Toutefois, ce gain acquis à Ottawa a eu l’effet d’un grand soulagement. Dans le vestiaire, on avait l’impression que les efforts, quoique loin d’être parfaits et soutenus, avaient enfin été récompensés. 

Pour la première fois depuis le 23 décembre, à Winnipeg, les joueurs du Canadien ont quitté le Centre Canadian Tire avec le sourire. Difficile, quand les défaites s’accumulent, de se rappeler qu’à la base de ce sport, il y a une notion de plaisir. 

Quelques heures plus tôt, alors que venait de se terminer l’entraînement matinal de l’équipe, c’est le constat qu’avait fait Ryan Poehling. 

« J’ai toujours joué pour avoir du fun et me retrouver avec les gars. C’est la portion qu’il ne faut pas oublier dans tout ça. Par contre, quand tu fais le saut chez les professionnels, ça devient un travail. Et ton travail est de t’assurer de faire les bonnes choses pour t’en sortir. Parfois, c’est ce qui amène de la frustration », a indiqué la recrue de 21 ans. 

Le rôle des vétérans 

D’ailleurs, ce n’est pas facile de traverser une séquence aussi creuse sans que personne soit écorché. Il faut que la chimie soit forte au sein d’une équipe pour éviter que des clans se forment. C’est là que le rôle des leaders prend toute son importance. 
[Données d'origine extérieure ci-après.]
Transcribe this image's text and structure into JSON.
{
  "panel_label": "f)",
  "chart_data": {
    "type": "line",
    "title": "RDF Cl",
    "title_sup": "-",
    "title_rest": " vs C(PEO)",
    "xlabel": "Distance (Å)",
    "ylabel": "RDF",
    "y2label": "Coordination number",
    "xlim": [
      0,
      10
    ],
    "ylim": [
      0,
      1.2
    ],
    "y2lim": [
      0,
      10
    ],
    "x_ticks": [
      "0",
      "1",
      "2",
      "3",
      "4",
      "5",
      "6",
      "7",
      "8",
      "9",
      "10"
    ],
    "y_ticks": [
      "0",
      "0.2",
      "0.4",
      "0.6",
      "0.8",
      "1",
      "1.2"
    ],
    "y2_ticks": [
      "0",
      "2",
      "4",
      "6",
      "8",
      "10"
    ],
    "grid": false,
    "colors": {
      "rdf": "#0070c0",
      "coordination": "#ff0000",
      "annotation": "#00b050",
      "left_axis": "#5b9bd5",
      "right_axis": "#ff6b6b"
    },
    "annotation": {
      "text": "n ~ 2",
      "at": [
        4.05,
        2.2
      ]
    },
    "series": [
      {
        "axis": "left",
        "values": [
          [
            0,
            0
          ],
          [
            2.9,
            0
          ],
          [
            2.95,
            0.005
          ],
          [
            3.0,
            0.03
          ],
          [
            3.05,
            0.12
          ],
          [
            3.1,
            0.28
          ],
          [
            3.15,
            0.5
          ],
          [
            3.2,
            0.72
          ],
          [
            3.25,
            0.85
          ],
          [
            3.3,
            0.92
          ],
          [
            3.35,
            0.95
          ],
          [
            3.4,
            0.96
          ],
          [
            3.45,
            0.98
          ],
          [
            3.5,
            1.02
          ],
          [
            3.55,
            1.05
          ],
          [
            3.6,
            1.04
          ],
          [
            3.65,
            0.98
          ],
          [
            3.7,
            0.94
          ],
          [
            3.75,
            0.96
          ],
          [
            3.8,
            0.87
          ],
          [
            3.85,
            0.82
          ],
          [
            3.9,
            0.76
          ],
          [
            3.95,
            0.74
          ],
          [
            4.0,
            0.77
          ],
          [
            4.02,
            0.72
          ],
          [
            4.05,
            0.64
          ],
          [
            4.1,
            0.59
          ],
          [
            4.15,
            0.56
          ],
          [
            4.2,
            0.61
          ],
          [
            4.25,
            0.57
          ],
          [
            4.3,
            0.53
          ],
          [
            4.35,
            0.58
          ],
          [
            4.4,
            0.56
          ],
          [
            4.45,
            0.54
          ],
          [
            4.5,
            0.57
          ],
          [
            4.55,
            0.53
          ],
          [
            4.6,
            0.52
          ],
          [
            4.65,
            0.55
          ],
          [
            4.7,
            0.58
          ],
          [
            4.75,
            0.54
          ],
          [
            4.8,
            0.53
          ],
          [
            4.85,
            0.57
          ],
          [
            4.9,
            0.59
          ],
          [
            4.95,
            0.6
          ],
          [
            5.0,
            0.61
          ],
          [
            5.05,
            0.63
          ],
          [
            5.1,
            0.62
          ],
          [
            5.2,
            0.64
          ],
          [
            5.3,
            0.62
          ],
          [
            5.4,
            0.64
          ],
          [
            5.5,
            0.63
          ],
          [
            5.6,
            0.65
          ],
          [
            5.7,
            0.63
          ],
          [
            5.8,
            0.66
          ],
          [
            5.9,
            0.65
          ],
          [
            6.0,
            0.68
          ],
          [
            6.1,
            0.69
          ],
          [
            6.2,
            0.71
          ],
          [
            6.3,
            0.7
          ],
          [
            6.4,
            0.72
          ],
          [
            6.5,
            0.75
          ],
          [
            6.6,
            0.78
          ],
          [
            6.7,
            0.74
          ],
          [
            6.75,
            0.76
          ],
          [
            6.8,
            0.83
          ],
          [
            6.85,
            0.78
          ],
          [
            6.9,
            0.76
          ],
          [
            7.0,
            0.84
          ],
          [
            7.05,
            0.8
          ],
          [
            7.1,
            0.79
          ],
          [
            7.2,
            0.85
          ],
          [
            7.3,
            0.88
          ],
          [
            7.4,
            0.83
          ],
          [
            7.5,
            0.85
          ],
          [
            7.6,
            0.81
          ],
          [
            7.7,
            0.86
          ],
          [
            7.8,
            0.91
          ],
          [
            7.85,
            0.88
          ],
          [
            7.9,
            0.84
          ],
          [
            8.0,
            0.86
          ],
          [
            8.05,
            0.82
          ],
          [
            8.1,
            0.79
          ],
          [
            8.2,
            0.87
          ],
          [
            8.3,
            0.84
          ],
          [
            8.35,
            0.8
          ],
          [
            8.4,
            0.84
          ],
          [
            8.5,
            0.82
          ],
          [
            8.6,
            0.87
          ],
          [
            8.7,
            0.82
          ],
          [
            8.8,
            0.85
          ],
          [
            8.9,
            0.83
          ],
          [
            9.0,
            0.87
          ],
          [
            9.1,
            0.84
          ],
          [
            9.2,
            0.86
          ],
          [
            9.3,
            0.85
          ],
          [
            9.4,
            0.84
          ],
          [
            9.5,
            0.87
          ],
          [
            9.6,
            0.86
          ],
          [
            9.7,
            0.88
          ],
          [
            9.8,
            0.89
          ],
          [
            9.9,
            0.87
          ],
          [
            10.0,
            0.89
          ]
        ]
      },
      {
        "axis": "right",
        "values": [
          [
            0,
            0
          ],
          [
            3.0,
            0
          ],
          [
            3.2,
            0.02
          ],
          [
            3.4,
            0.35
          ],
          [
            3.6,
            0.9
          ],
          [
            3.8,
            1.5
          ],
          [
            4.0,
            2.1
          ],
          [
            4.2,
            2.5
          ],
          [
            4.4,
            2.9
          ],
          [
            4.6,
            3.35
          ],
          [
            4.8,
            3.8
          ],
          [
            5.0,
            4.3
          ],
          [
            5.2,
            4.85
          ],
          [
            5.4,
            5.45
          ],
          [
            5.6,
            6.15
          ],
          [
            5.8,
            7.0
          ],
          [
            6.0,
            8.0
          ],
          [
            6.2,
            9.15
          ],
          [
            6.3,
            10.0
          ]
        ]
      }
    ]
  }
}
« Dans des moments comme ceux-là, il faut que les vétérans s’assurent que tout le monde est dans le bon état d’esprit autant lors des jours d’entraînements que lors des jours de matchs. Il faut donner le ton pour que tout le monde soit prêt », a indiqué Jeff Petry. 

« Le groupe de jeunes que nous avons est très réceptif. Ils veulent faire partie de la solution. Ils veulent aider à faire tourner le vent. Personne dans ce vestiaire ne fait cavalier seul », a-t-il ajouté. 

D’ailleurs, s’il y en a un qui peut comprendre comment Poehling se sentait, c’est bien lui. À son premier séjour dans la LNH, du 28 décembre 2010 au 13 février 2011, le défenseur avait vu les Oilers maintenir un dossier de 4-16-2. Au cours de cette période, l’équipe albertaine avait traversé une séquence d’une victoire en 10 matchs. 

Apprendre à la dure 

Poehling, lui, se trouvait avec le Rocket lorsque le Tricolore a traversé une sécheresse quasi identique à la dernière, en novembre. Il n’a donc pas eu à vivre ce calvaire deux fois. Et puisque le calendrier de la NCAA ne compte qu’une trentaine de rencontres, pareille hécatombe se produit rarement. 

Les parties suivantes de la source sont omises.